Hello everyone! Welcome back to my blog. It’s your favorite girl,
Life has been i busy lately. If I’m being honest, adulthood isn't exactly "funny." Between work and a mountain of other responsibilities, I’ve been so occupied that I barely get enough time to see my family. It’s been tough, but through it all, I return all glory to God for keeping me and bringing me to where I am today.
This is my entry for the Hive Learners Weekly Contest Edition 2. Graduating from school was something I looked forward to for a long time, and when it finally happened, it was beautiful. Celebrating with my loved ones made it all worth it; they are the only ones who truly understand the struggles, trials, and tribulations I faced just to get that degree. It was a journey of sacrifice, but I made it.

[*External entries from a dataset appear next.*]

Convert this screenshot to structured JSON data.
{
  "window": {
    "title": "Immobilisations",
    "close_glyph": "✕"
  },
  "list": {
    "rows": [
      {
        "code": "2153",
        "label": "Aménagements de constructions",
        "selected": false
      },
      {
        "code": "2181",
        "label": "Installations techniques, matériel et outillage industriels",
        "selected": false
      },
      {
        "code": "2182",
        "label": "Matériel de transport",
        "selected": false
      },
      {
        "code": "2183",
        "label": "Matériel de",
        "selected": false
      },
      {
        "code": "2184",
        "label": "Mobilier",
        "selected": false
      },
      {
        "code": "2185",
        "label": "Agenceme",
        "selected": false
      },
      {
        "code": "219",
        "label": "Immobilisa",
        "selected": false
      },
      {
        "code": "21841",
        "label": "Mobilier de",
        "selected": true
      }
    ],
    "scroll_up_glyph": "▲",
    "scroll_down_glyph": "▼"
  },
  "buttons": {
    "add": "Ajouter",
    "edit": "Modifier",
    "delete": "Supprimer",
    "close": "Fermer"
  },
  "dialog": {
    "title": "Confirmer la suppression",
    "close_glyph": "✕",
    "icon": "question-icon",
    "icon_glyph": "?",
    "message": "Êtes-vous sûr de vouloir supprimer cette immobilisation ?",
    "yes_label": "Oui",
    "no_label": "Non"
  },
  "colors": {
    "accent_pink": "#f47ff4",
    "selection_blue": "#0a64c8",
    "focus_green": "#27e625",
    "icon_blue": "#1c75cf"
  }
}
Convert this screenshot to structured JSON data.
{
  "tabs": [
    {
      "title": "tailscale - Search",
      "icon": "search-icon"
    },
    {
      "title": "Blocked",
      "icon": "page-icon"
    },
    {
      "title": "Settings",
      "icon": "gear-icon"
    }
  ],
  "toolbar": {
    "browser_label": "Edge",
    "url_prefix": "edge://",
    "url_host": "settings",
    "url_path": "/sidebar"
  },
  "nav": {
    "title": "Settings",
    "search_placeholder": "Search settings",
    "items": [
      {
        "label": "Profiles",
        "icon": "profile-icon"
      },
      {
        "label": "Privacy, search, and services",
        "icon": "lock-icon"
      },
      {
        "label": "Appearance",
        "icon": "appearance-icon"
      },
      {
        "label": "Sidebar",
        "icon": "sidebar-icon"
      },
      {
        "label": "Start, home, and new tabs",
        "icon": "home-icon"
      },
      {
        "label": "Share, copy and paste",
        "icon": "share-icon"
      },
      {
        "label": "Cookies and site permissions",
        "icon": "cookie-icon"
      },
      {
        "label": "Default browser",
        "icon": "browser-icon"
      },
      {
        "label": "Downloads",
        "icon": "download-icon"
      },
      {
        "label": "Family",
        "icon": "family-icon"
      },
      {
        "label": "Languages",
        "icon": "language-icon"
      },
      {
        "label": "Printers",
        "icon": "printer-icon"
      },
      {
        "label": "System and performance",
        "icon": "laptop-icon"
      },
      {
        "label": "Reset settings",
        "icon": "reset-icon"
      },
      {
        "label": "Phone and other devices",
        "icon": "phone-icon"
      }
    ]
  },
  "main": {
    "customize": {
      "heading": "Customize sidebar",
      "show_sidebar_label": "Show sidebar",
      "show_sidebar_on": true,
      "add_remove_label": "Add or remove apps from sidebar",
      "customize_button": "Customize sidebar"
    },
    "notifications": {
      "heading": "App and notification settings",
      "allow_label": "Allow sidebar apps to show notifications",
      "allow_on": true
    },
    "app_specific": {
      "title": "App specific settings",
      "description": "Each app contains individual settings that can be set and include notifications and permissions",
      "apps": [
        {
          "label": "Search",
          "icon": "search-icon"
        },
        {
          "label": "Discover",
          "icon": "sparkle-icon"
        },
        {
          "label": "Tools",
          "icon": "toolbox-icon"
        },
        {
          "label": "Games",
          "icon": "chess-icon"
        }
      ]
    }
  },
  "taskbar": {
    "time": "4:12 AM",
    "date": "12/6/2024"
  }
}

I have always lived by one slogan: "It’s well, we go make am." However, life tested that resolve in the most painful way possible. In 2025, I lost my elder sister. Suddenly, I had to step into her shoes as the only daughter in the family. I’ve written about this many times, but the words never seem to end because the pain still feels like it happened yesterday. I remember being in the hospital, constantly telling myself, "She will be fine, we will leave this place together." But death had other plans. It snatched her away in the most unexpected way. I felt shattered, but I find peace knowing she is in a better place, even though I miss her every single day.
Trying to navigate life as a young woman striving for independence is no small feat. Life will "show you shege," but you can't panic. Finding a job has been a struggle; I've faced offers that didn't align with my goals and roles that paid very little for a huge amount of my time. While my family helps when they can, they can't be there for everything. Ever since I left school, I’ve had to shoulder almost all my expenses. To those still in school: enjoy it! You don’t truly know what God has done for you until you step out into the "real world." Currently, I’m juggling office work with online gigs just to foot my bills and meet my needs. It hasn't been a smooth ride. I have my darkest days—relationship hiccups, financial strain, and those "sudden" expenses that pop up and ruin your budget.
I can barely go two minutes in a conversation with my friends without saying, "It is well." It has become my heartbeat and my constant reminder that everything will eventually be fine. I believe life will continue to throw challenges our way. But I also believe, with every fiber of my being, that we will overcome every single one of them. Whenever I feel the weight of the world, I encourage myself with these words: (We go make am. It is well)
In the middle of all this, I tell myself: "We go make am. It's well." I probably say those words 20 times a day. Even when things are clearly not well, I say it because I believe in staying positive. I trust that God has a way of showing up exactly when we feel we are at our worst. To my fellow Hivians: It is well, and we will all be fine in the end. Let’s keep pushing to be the best version of ourselves.
Thank you for stopping by my blog today!